Pedagang Mulai Tempati Kios di Pasa Ateh Bukittinggi Tampak pedagang di yang sudah menempati kios di Pasa Ateh, Bukittinggi (Foto: Debi)

Covesia.com - Sejumlah pedagang di kawasan Pasa Ateh Bukittinggi, Sumatera Barat (Sumbar) mulai menempati kios-kios barunya.

Pantauan Covesia.com di lapangan, Rabu (29/7/2020), terlihat pedagang mulai mendesign kios sesuai jenis daganganya masing-masing. Juga tampak pedagang yang sudah membuka lapaknya.

Disamping itu tak sedikit pengunjung yang datang untuk mengabadikan berfoto di kawasan Pasa Ateh.

Meski belum sepenuh operasional Pasa Ateh berjalan maksimal namun para pedagang berharap agar perekonomian jual-beli di Pasa Ateh terutama bagi pedagang bisa kembali normal sebelum Pasa Ateh terbakar pada tahun 2017 dan pandemi Covid-19.

Kepala Dinas Koperasi, UKM dan Perdagangan Bukittinggi, Muhammad Idris, menjelaskan pembangunan Pasa Ateh berlangsung selama 1 tahun 4 bulan mulai 1 Agustus 2019, dengan biaya APBN sebesar Rp 292 milyar. Jumlah toko 835 petak terdiri dari lantai 1 berjumlah 257 petak, lantai 2 berjumlah 278 petak, lantai 3 berjumlah 276 petak dan lantai 4 berjumlah 24 petak (20 food court dan 4 counter mainan).

"Jenis dagangan yang didaftarkan sebanyak 24 jenis paling mendominasi, 355 pedagang untuk pakaian jadi, 211 pedagang bordir dan selebihnya, sepatu, sandal, tas, hp, eloktronik, jam dan kacamata," jelasnya.

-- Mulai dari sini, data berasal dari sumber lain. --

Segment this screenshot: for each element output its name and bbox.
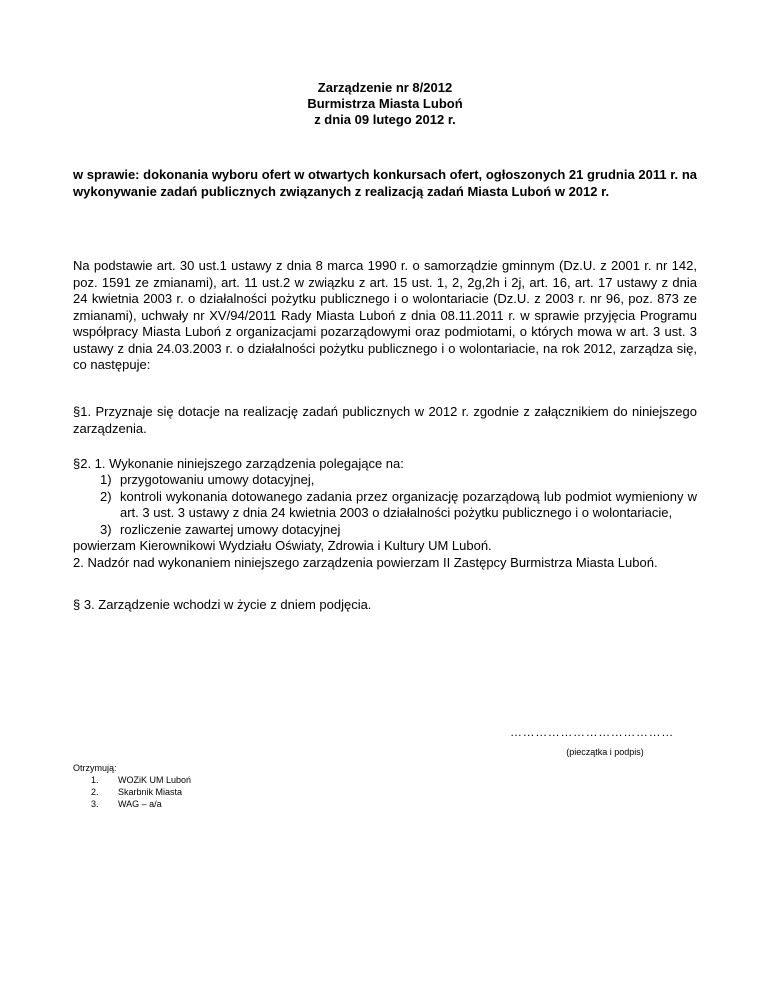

Wali Kota Bukittinggi, Ramlan Nurmatias, menyampaikan Pasa Ateh terdiri dari empat lantai dan satu basement dan terdapat 835 kios yang pemegang hak sewanya sudah ada, yakni pemegang kartu kuning Pasa Ateh sebelumnya ditambah puluhan pedagang yang menyewa di Pasa Ateh.

"Untuk besaran sewa pertokoan Pasa Ateh, telah dihitung oleh KPKNL, untuk lantai satu ditetapkan sewa sebesar Rp 27.216.000 per tahun, lantai 2 ditetapkan Rp 26.023.000, lantai 3 ditetapkan sebesar Rp 24 829.000 dan lantai 4 ditetapkan sebesar Rp 22.441.000," ungkapnya.

Ia menambahkan karena sudah 2,5 tahun tidak berdagang, maka pemko mengambil kebijakan untuk menggratiskan sewa selama enam bulan kedepan.